A Brainstem Network Mediating Apneic Reflexes in the Rat

Abstract
Apnea is an important protective response to upper airway irritation, but the central mechanisms responsible for eliciting sensory-induced apnea are not well understood. Recent studies have emphasized the Kölliker-Fuse nucleus in producing apnea and proposed a trigeminoparabrachial pathway for mediating these reflexes. However, in our earlier study of apneic responses produced by glutamate stimulation in the dorsolateral pons, we found that apnea was elicited from the area just ventral to the Kölliker-Fuse nucleus, rather than within it. Because this region was not known to be involved in respiratory control, we combined chemical microstimulation with both anterograde and retrograde axonal tracing to characterize the sites in the pons that produce apneic responses.

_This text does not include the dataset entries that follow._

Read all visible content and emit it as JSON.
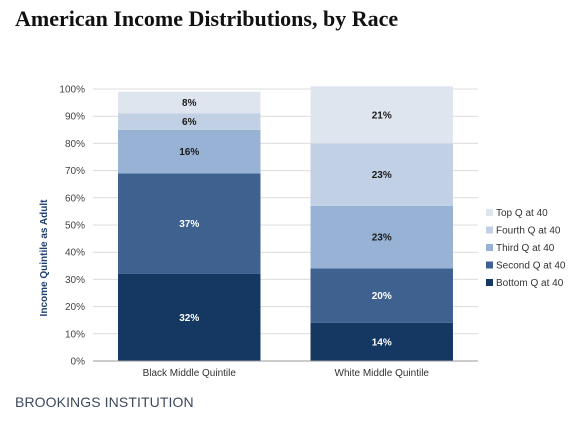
{
  "title": "American Income Distributions, by Race",
  "source": "BROOKINGS INSTITUTION",
  "colors": {
    "top": "#dfe5ef",
    "fourth": "#c1d0e4",
    "third": "#97b2d4",
    "second": "#3e6190",
    "bottom": "#143862"
  },
  "chart_data": {
    "type": "bar",
    "stacked": true,
    "categories": [
      "Black Middle Quintile",
      "White Middle Quintile"
    ],
    "ylabel": "Income Quintile as Adult",
    "xlabel": "",
    "ylim": [
      0,
      100
    ],
    "y_ticks": [
      "0%",
      "10%",
      "20%",
      "30%",
      "40%",
      "50%",
      "60%",
      "70%",
      "80%",
      "90%",
      "100%"
    ],
    "legend_position": "right",
    "grid": true,
    "series": [
      {
        "name": "Bottom Q at 40",
        "key": "bottom",
        "values": [
          32,
          14
        ],
        "labels": [
          "32%",
          "14%"
        ]
      },
      {
        "name": "Second Q at 40",
        "key": "second",
        "values": [
          37,
          20
        ],
        "labels": [
          "37%",
          "20%"
        ]
      },
      {
        "name": "Third Q at 40",
        "key": "third",
        "values": [
          16,
          23
        ],
        "labels": [
          "16%",
          "23%"
        ]
      },
      {
        "name": "Fourth Q at 40",
        "key": "fourth",
        "values": [
          6,
          23
        ],
        "labels": [
          "6%",
          "23%"
        ]
      },
      {
        "name": "Top Q at 40",
        "key": "top",
        "values": [
          8,
          21
        ],
        "labels": [
          "8%",
          "21%"
        ]
      }
    ]
  }
}
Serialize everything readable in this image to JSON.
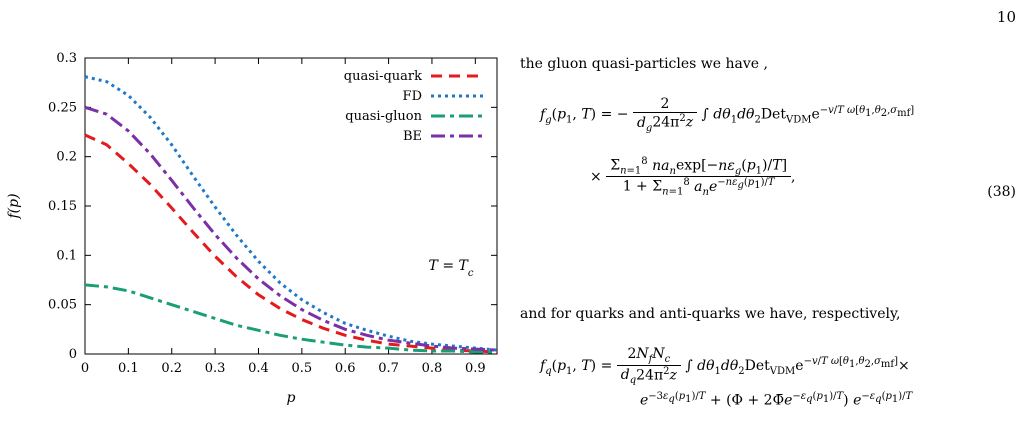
{
  "page_number": "10",
  "chart_data": {
    "type": "line",
    "xlabel": "p",
    "ylabel": "f(p)",
    "xlim": [
      0,
      0.95
    ],
    "ylim": [
      0,
      0.3
    ],
    "x_ticks": [
      "0",
      "0.1",
      "0.2",
      "0.3",
      "0.4",
      "0.5",
      "0.6",
      "0.7",
      "0.8",
      "0.9"
    ],
    "y_ticks": [
      "0",
      "0.05",
      "0.1",
      "0.15",
      "0.2",
      "0.25",
      "0.3"
    ],
    "annotation": "T = T_c",
    "legend_position": "top-right",
    "grid": false,
    "series": [
      {
        "name": "quasi-quark",
        "color": "#e41a1c",
        "dash": "dash",
        "x": [
          0,
          0.05,
          0.1,
          0.15,
          0.2,
          0.25,
          0.3,
          0.35,
          0.4,
          0.45,
          0.5,
          0.55,
          0.6,
          0.65,
          0.7,
          0.75,
          0.8,
          0.85,
          0.9,
          0.95
        ],
        "y": [
          0.222,
          0.212,
          0.193,
          0.172,
          0.148,
          0.123,
          0.099,
          0.078,
          0.06,
          0.046,
          0.035,
          0.026,
          0.019,
          0.014,
          0.01,
          0.008,
          0.006,
          0.004,
          0.003,
          0.002
        ]
      },
      {
        "name": "FD",
        "color": "#1f78c8",
        "dash": "dot",
        "x": [
          0,
          0.05,
          0.1,
          0.15,
          0.2,
          0.25,
          0.3,
          0.35,
          0.4,
          0.45,
          0.5,
          0.55,
          0.6,
          0.65,
          0.7,
          0.75,
          0.8,
          0.85,
          0.9,
          0.95
        ],
        "y": [
          0.281,
          0.276,
          0.262,
          0.24,
          0.212,
          0.18,
          0.149,
          0.12,
          0.094,
          0.072,
          0.055,
          0.042,
          0.031,
          0.024,
          0.018,
          0.013,
          0.01,
          0.008,
          0.006,
          0.004
        ]
      },
      {
        "name": "quasi-gluon",
        "color": "#1a9e77",
        "dash": "dashdot",
        "x": [
          0,
          0.05,
          0.1,
          0.15,
          0.2,
          0.25,
          0.3,
          0.35,
          0.4,
          0.45,
          0.5,
          0.55,
          0.6,
          0.65,
          0.7,
          0.75,
          0.8,
          0.85,
          0.9,
          0.95
        ],
        "y": [
          0.07,
          0.068,
          0.064,
          0.057,
          0.05,
          0.043,
          0.036,
          0.029,
          0.024,
          0.019,
          0.015,
          0.012,
          0.009,
          0.007,
          0.006,
          0.004,
          0.003,
          0.003,
          0.002,
          0.002
        ]
      },
      {
        "name": "BE",
        "color": "#7b2fa8",
        "dash": "dashdot",
        "x": [
          0,
          0.05,
          0.1,
          0.15,
          0.2,
          0.25,
          0.3,
          0.35,
          0.4,
          0.45,
          0.5,
          0.55,
          0.6,
          0.65,
          0.7,
          0.75,
          0.8,
          0.85,
          0.9,
          0.95
        ],
        "y": [
          0.25,
          0.243,
          0.226,
          0.203,
          0.176,
          0.148,
          0.121,
          0.097,
          0.076,
          0.059,
          0.045,
          0.034,
          0.025,
          0.019,
          0.014,
          0.011,
          0.008,
          0.006,
          0.005,
          0.004
        ]
      }
    ]
  },
  "text": {
    "para1": "the gluon quasi-particles we have ,",
    "para2": "and for quarks and anti-quarks we have, respectively,",
    "eq38_number": "(38)"
  }
}
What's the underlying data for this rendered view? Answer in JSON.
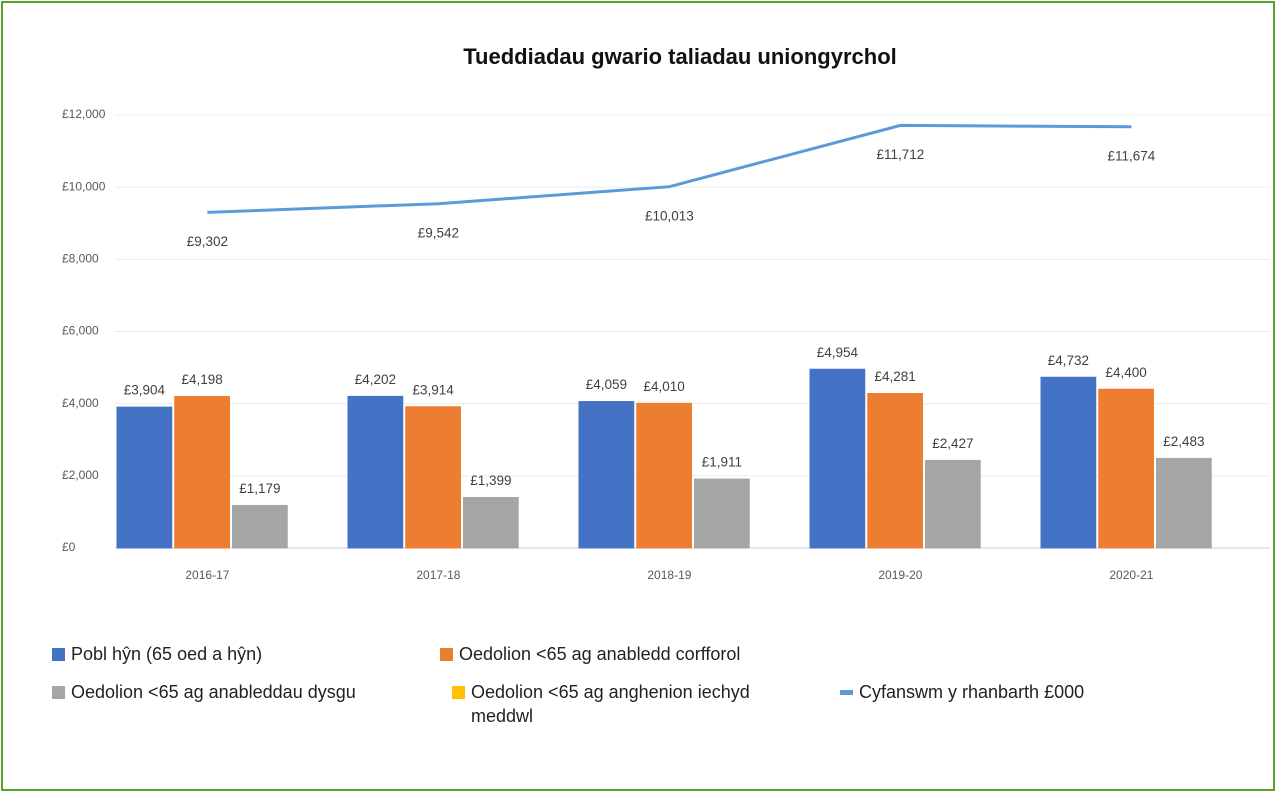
{
  "chart_data": {
    "type": "bar",
    "title": "Tueddiadau gwario taliadau uniongyrchol",
    "categories": [
      "2016-17",
      "2017-18",
      "2018-19",
      "2019-20",
      "2020-21"
    ],
    "ylim": [
      0,
      12000
    ],
    "yticks": [
      {
        "value": 0,
        "label": "£0"
      },
      {
        "value": 2000,
        "label": "£2,000"
      },
      {
        "value": 4000,
        "label": "£4,000"
      },
      {
        "value": 6000,
        "label": "£6,000"
      },
      {
        "value": 8000,
        "label": "£8,000"
      },
      {
        "value": 10000,
        "label": "£10,000"
      },
      {
        "value": 12000,
        "label": "£12,000"
      }
    ],
    "grid": true,
    "series": [
      {
        "name": "Pobl hŷn (65 oed a hŷn)",
        "color": "#4472c4",
        "values": [
          3904,
          4202,
          4059,
          4954,
          4732
        ],
        "value_labels": [
          "£3,904",
          "£4,202",
          "£4,059",
          "£4,954",
          "£4,732"
        ]
      },
      {
        "name": "Oedolion <65 ag anabledd corfforol",
        "color": "#ed7d31",
        "values": [
          4198,
          3914,
          4010,
          4281,
          4400
        ],
        "value_labels": [
          "£4,198",
          "£3,914",
          "£4,010",
          "£4,281",
          "£4,400"
        ]
      },
      {
        "name": "Oedolion <65 ag anableddau dysgu",
        "color": "#a5a5a5",
        "values": [
          1179,
          1399,
          1911,
          2427,
          2483
        ],
        "value_labels": [
          "£1,179",
          "£1,399",
          "£1,911",
          "£2,427",
          "£2,483"
        ]
      },
      {
        "name": "Oedolion <65 ag anghenion iechyd meddwl",
        "color": "#ffc000",
        "values": [
          0,
          0,
          0,
          0,
          0
        ]
      },
      {
        "name": "Cyfanswm y rhanbarth £000",
        "type": "line",
        "color": "#5b9bd5",
        "values": [
          9302,
          9542,
          10013,
          11712,
          11674
        ],
        "value_labels": [
          "£9,302",
          "£9,542",
          "£10,013",
          "£11,712",
          "£11,674"
        ]
      }
    ]
  }
}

We found that apneic sites were consistently associated with the intertrigeminal region, between the principal sensory and motor trigeminal nuclei. Injections of anterograde tracer at these sites labeled terminals in the ventral respiratory group, in the ventrolateral medulla. Injection of retrograde tracer into this target region in the ventrolateral medulla disclosed a previously unrecognized population of neurons among the trigeminal motor rootlets. Injection of retrograde tracer into this intertrigeminal region demonstrated inputs from portions of the spinal trigeminal nucleus and the nucleus of the solitary tract that have been associated with producing sensory apnea. Our observations suggest that the intertrigeminal region receives a convergence of sensory inputs capable of driving apneic responses and that it may represent a common link between input from different portions of the airway and the respiratory neurons that mediate apneic reflexes.